Wenige Tage nach dem Start ihrer Offensive sind die Kämpfer der radikal-sunnitischen Organisation Islamischer Staat im Irak und in Syrien (Isis) im Irak offenbar bis kurz vor Bagdad vorgerückt. Nach offiziellen Angaben brachten sie zwei Bezirke in der Provinz Dijala nordöstlich der Hauptstadt unter ihre Kontrolle.

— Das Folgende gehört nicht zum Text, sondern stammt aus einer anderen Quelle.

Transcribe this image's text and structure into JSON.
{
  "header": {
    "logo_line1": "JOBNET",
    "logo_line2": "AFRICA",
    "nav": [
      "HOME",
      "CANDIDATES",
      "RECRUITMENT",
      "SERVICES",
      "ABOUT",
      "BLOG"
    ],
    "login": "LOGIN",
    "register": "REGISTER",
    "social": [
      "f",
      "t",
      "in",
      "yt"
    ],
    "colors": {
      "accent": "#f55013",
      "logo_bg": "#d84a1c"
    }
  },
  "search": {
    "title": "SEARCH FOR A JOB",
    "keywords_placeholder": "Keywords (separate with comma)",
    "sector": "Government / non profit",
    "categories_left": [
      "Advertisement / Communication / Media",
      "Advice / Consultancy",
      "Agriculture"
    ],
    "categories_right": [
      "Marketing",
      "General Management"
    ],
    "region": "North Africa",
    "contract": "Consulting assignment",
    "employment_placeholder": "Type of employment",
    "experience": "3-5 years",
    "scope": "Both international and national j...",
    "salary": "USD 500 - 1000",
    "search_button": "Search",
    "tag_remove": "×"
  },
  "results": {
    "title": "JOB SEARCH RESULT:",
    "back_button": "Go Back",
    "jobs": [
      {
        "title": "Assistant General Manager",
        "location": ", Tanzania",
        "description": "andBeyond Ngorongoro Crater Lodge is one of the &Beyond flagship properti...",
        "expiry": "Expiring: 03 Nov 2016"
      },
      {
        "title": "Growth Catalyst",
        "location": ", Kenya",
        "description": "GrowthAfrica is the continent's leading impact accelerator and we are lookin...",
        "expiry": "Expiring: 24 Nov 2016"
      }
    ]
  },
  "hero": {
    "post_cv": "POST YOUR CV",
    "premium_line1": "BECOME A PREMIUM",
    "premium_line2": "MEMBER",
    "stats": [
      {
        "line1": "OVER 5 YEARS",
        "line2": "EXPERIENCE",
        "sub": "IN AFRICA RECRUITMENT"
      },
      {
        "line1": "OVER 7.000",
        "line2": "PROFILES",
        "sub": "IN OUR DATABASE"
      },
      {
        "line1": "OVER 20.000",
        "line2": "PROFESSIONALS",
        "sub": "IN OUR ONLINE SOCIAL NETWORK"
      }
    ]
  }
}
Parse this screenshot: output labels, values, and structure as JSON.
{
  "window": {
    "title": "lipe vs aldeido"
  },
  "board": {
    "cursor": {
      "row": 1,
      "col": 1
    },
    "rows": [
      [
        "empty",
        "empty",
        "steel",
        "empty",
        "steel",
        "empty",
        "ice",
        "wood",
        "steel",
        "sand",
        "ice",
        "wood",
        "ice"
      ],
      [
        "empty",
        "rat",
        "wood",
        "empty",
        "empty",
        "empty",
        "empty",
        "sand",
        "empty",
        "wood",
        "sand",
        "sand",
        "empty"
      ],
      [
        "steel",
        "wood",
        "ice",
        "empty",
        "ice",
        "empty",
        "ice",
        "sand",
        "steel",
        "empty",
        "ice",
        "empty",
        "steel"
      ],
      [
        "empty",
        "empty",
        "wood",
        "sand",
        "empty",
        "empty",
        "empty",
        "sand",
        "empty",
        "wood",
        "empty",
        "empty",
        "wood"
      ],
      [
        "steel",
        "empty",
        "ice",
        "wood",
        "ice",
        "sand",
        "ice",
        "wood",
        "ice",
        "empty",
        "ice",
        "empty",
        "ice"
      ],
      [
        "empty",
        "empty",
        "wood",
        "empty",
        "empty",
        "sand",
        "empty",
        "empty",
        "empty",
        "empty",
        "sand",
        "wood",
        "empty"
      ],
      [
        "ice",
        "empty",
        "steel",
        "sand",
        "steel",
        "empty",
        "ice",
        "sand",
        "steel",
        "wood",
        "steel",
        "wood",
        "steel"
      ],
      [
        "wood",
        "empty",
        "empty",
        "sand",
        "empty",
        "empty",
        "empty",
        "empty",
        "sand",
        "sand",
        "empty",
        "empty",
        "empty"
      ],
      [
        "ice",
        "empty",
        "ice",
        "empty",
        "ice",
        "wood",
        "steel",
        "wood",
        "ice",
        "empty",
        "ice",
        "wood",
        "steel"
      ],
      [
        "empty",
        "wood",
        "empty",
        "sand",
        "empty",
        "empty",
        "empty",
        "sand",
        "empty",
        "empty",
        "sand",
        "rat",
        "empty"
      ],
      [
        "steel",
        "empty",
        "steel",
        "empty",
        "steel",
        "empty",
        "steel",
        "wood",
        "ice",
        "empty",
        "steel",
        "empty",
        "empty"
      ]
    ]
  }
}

Seit Montagabend hatten die Isis-Kämpfer zunächst die nördliche Millionenstadt Mossul und dann die gesamte Provinz Ninive sowie weitere Städte und Regionen erobert. Am Mittwoch wurden 49 Menschen aus dem türkischen Konsulat in Mossul entführt. Hunderttausende Menschen flohen aus den besetzten Gebieten.


Am Donnerstag okkupierten die Islamisten dann die Stadt Dhuluijah nördlich von Bagdad. Sie umgingen Samara, nachdem sie tags zuvor mit dem Versuch gescheitert waren, auch diese Stadt einzunehmen.

Angesichts des schnellen Vormarschs beriet US-Präsident Barack Obama mit seinem Team für nationale Sicherheit. Obama behalte sich eine militärische Reaktion vor, sagte eine Sprecherin. "Alle Optionen" würden geprüft. Ein Einsatz von US-Truppen am Boden sei aber ausgeschlossen, sagte ein hochrangiger Regierungsvertreter laut einem CNN-Bericht. 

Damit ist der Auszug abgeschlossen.